A imortalidade de Zumbi e a insanidade do racismo

Cansada de responder a uma vizinha que insistia em perguntar se eu era enfermeira e se meu apartamento era alugado, registrei queixa na delegacia…

Celebro o 20 de novembro, Dia Nacional da Consciência Negra, com um provérbio africano: “Até que os leões contem suas histórias, os contos de caça glorificarão sempre o caçador”, que ressalta o crime do mandatário da capitania de Pernambuco, Caetano de Melo e Castro, que, achando pouco matar, espetou a cabeça de Zumbi dos Palmares (1655-1695) para que apodrecesse na praça do Carmo, em Recife, conforme escreveu ao rei de Portugal: “Determinei que pusessem sua cabeça em um poste no lugar mais público desta praça, para satisfazer os ofendidos e justamente queixosos e atemorizar os negros que supersticiosamente julgavam Zumbi um imortal para que entendessem que esta empresa acabava de todo com os Palmares”.


 


 
Cansei! De tanto ouvir que o centro dos problemas dos negros no Brasil é a pobreza, radicalizei: “Quer ficar em meu lugar apenas por um dia?” Aprendi com Arnaldo Xavier e Maurício Pestana, no “Manual de Sobrevivência do Negro Brasileiro” que, “quando você se defrontar com argumentos cheios de remorso de que não existe discriminação racial no Brasil, que o preconceito contra o negro é social e que os negros são complexados, pergunte ao interlocutor cheio de culpas se ele já passou um dia de negro”.


 



É ignorância achar que, superada a pobreza, adeus racismo! Cabe uma frase do escritor norte-americano Sydney J. Harris (1917-1986): “Quando eu ouço alguém suspirar 'a vida é dura', eu sempre sou tentado a perguntar: 'Comparado a quê?'” Jamais fui exatamente uma pobre, pobre… Comparada com pobre, pobre… Mesmo em meio àquele miserê coletivo e generalizado que era a vida da maioria das pessoas do médio sertão do Maranhão, onde nasci, numa família de negros remediados, donos de suas próprias ventas, seus pequenos comércios, com suas quintas, curralzinho, um gadinho…


 



A cada neto(a) que nascia, vovó Maria presenteava com uma “coisinha” de ouro. Uma exteriorização de posses, ainda que jamais tenhamos sido ricos. Meu avô Braulino ferrava uma bezerra, que procriava, procriava… Ele dizia: “Tem de ter uma sementinha de gado”… Raciocinava, acertadamente, que doava uma garantia de futuro.
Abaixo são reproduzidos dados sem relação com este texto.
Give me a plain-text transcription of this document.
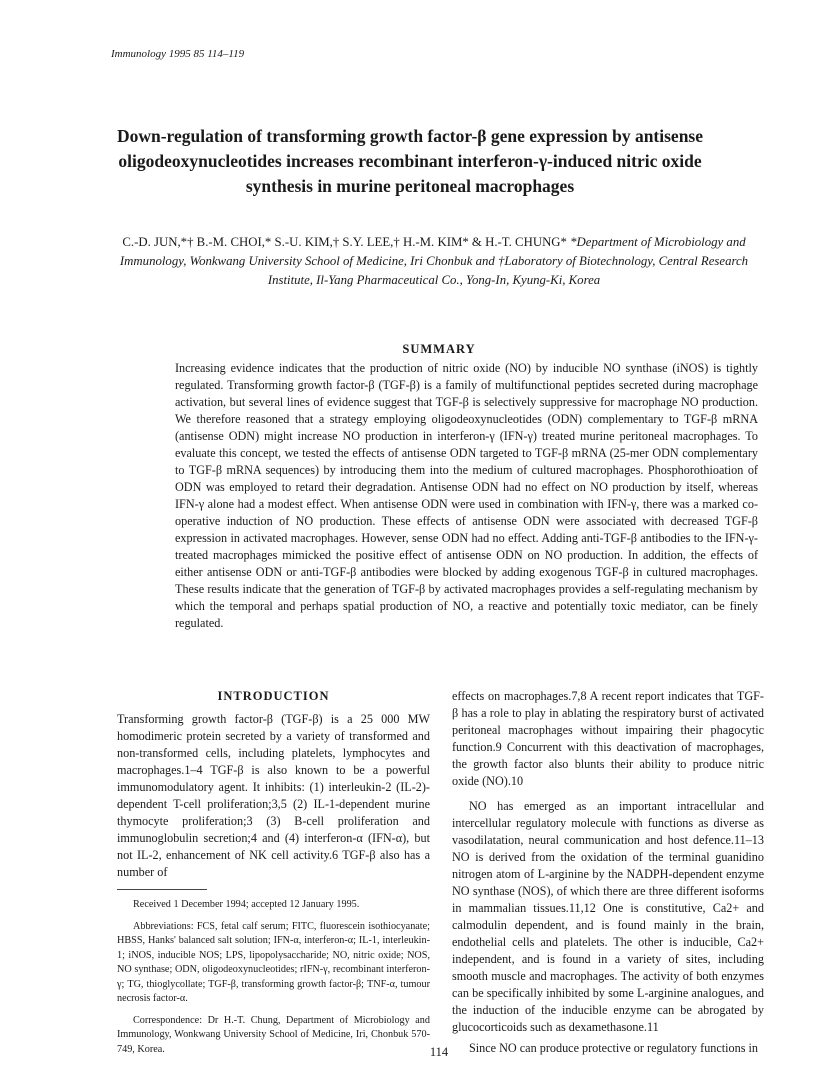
Immunology 1995 85 114–119
Down-regulation of transforming growth factor-β gene expression by antisense oligodeoxynucleotides increases recombinant interferon-γ-induced nitric oxide synthesis in murine peritoneal macrophages
C.-D. JUN,*† B.-M. CHOI,* S.-U. KIM,† S.Y. LEE,† H.-M. KIM* & H.-T. CHUNG* *Department of Microbiology and Immunology, Wonkwang University School of Medicine, Iri Chonbuk and †Laboratory of Biotechnology, Central Research Institute, Il-Yang Pharmaceutical Co., Yong-In, Kyung-Ki, Korea
SUMMARY
Increasing evidence indicates that the production of nitric oxide (NO) by inducible NO synthase (iNOS) is tightly regulated. Transforming growth factor-β (TGF-β) is a family of multifunctional peptides secreted during macrophage activation, but several lines of evidence suggest that TGF-β is selectively suppressive for macrophage NO production. We therefore reasoned that a strategy employing oligodeoxynucleotides (ODN) complementary to TGF-β mRNA (antisense ODN) might increase NO production in interferon-γ (IFN-γ) treated murine peritoneal macrophages. To evaluate this concept, we tested the effects of antisense ODN targeted to TGF-β mRNA (25-mer ODN complementary to TGF-β mRNA sequences) by introducing them into the medium of cultured macrophages. Phosphorothioation of ODN was employed to retard their degradation. Antisense ODN had no effect on NO production by itself, whereas IFN-γ alone had a modest effect. When antisense ODN were used in combination with IFN-γ, there was a marked co-operative induction of NO production. These effects of antisense ODN were associated with decreased TGF-β expression in activated macrophages. However, sense ODN had no effect. Adding anti-TGF-β antibodies to the IFN-γ-treated macrophages mimicked the positive effect of antisense ODN on NO production. In addition, the effects of either antisense ODN or anti-TGF-β antibodies were blocked by adding exogenous TGF-β in cultured macrophages. These results indicate that the generation of TGF-β by activated macrophages provides a self-regulating mechanism by which the temporal and perhaps spatial production of NO, a reactive and potentially toxic mediator, can be finely regulated.
INTRODUCTION

Transforming growth factor-β (TGF-β) is a 25 000 MW homodimeric protein secreted by a variety of transformed and non-transformed cells, including platelets, lymphocytes and macrophages.1–4 TGF-β is also known to be a powerful immunomodulatory agent. It inhibits: (1) interleukin-2 (IL-2)-dependent T-cell proliferation;3,5 (2) IL-1-dependent murine thymocyte proliferation;3 (3) B-cell proliferation and immunoglobulin secretion;4 and (4) interferon-α (IFN-α), but not IL-2, enhancement of NK cell activity.6 TGF-β also has a number of

Received 1 December 1994; accepted 12 January 1995.

Abbreviations: FCS, fetal calf serum; FITC, fluorescein isothiocyanate; HBSS, Hanks' balanced salt solution; IFN-α, interferon-α; IL-1, interleukin-1; iNOS, inducible NOS; LPS, lipopolysaccharide; NO, nitric oxide; NOS, NO synthase; ODN, oligodeoxynucleotides; rIFN-γ, recombinant interferon-γ; TG, thioglycollate; TGF-β, transforming growth factor-β; TNF-α, tumour necrosis factor-α.

Correspondence: Dr H.-T. Chung, Department of Microbiology and Immunology, Wonkwang University School of Medicine, Iri, Chonbuk 570-749, Korea.

effects on macrophages.7,8 A recent report indicates that TGF-β has a role to play in ablating the respiratory burst of activated peritoneal macrophages without impairing their phagocytic function.9 Concurrent with this deactivation of macrophages, the growth factor also blunts their ability to produce nitric oxide (NO).10

NO has emerged as an important intracellular and intercellular regulatory molecule with functions as diverse as vasodilatation, neural communication and host defence.11–13 NO is derived from the oxidation of the terminal guanidino nitrogen atom of L-arginine by the NADPH-dependent enzyme NO synthase (NOS), of which there are three different isoforms in mammalian tissues.11,12 One is constitutive, Ca2+ and calmodulin dependent, and is found mainly in the brain, endothelial cells and platelets. The other is inducible, Ca2+ independent, and is found in a variety of sites, including smooth muscle and macrophages. The activity of both enzymes can be specifically inhibited by some L-arginine analogues, and the induction of the inducible enzyme can be abrogated by glucocorticoids such as dexamethasone.11

Since NO can produce protective or regulatory functions in

114
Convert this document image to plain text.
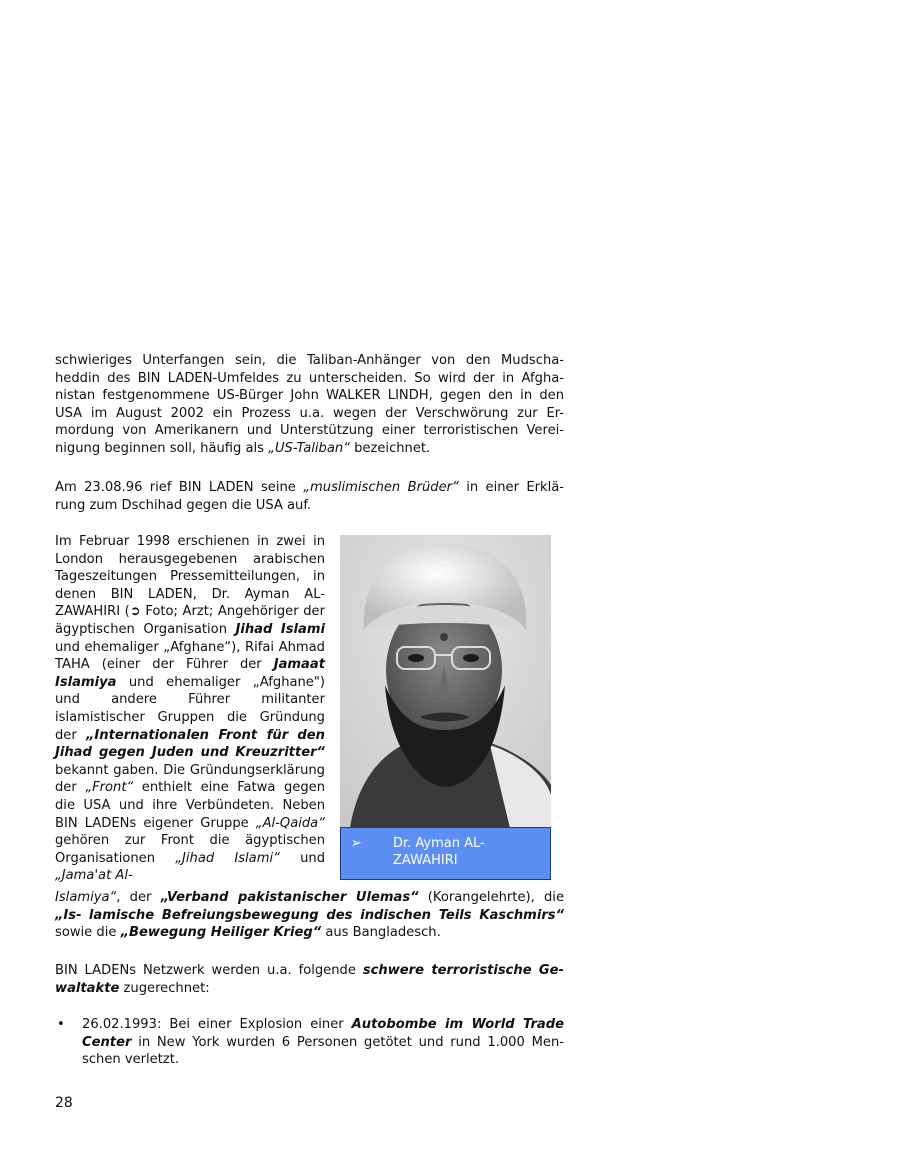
schwieriges Unterfangen sein, die Taliban-Anhänger von den Mudscha- heddin des BIN LADEN-Umfeldes zu unterscheiden. So wird der in Afgha- nistan festgenommene US-Bürger John WALKER LINDH, gegen den in den USA im August 2002 ein Prozess u.a. wegen der Verschwörung zur Er- mordung von Amerikanern und Unterstützung einer terroristischen Verei- nigung beginnen soll, häufig als „US-Taliban“ bezeichnet.

Am 23.08.96 rief BIN LADEN seine „muslimischen Brüder“ in einer Erklä- rung zum Dschihad gegen die USA auf.

Im Februar 1998 erschienen in zwei in London herausgegebenen arabischen Tageszeitungen Pressemitteilungen, in denen BIN LADEN, Dr. Ayman AL- ZAWAHIRI (➲ Foto; Arzt; Angehöriger der ägyptischen Organisation Jihad Islami und ehemaliger „Afghane“), Rifai Ahmad TAHA (einer der Führer der Jamaat Islamiya und ehemaliger „Afghane") und andere Führer militanter islamistischer Gruppen die Gründung der „Internationalen Front für den Jihad gegen Juden und Kreuzritter“ bekannt gaben. Die Gründungserklärung der „Front“ enthielt eine Fatwa gegen die USA und ihre Verbündeten. Neben BIN LADENs eigener Gruppe „Al-Qaida“ gehören zur Front die ägyptischen Organisationen „Jihad Islami“ und „Jama'at Al-

Islamiya“, der „Verband pakistanischer Ulemas“ (Korangelehrte), die „Is- lamische Befreiungsbewegung des indischen Teils Kaschmirs“ sowie die „Bewegung Heiliger Krieg“ aus Bangladesch.

BIN LADENs Netzwerk werden u.a. folgende schwere terroristische Ge- waltakte zugerechnet:

• 26.02.1993: Bei einer Explosion einer Autobombe im World Trade Center in New York wurden 6 Personen getötet und rund 1.000 Men- schen verletzt.

➢ Dr. Ayman AL-
ZAWAHIRI
28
A comadre Natalina Takau Ramalho partilha da mesma visão, pois disse ao meu filho, seu afilhado: “Tem de ter gado porque com gado é assim: a gente dorme e o boi engorda… a gente dorme e o boi engorda…” A minha “sementinha” bancou meus estudos, permitindo que meu primeiro trabalho na vida fosse o exercício da medicina. Até hoje tenho o meu ferro de gado, feito pelo meu avô, com as Letras MF (Maria de Fátima).


 



A “sementinha de gado” não impediu, e ser médica não impede, que o racismo se abatesse sobre mim, como eu disse à filósofa Sueli Carneiro: “A minha percepção do racismo sofrido aparece depois de médica, sobretudo o fato de as pessoas se espantarem quando me vêem; de perguntarem a que horas a médica vai chegar. Em geral, desde sempre eu não pareço médica, até hoje. Há um estereótipo. Na imaginação popular, médica é branca!” (Tese de doutorado “A construção do outro como não-ser como fundamento do ser”, USP, 2005, da qual tenho a honra de ser um capítulo).


 



Cansada de responder a uma vizinha, da zona sul de BH, nos idos de 1989, que insistia em perguntar se eu era enfermeira e se o meu apartamento era alugado, eu a proibi de continuar perguntando. Disse-lhe N vezes que era médica e dona do apartamento, mas ela esquecia! Só parou quando registrei queixa na delegacia. Radical?


 



Registrei uma demonstração de que a gênese do racismo não é a classe social. Como diz o poeta Éle Semog, em “Ponto Histórico”: “existem certas/Coisas/Que só os NEGROS/Entendem… existe uma/História/Que só os NEGROS/Sabem contar/… Que poucos podem/Entender.”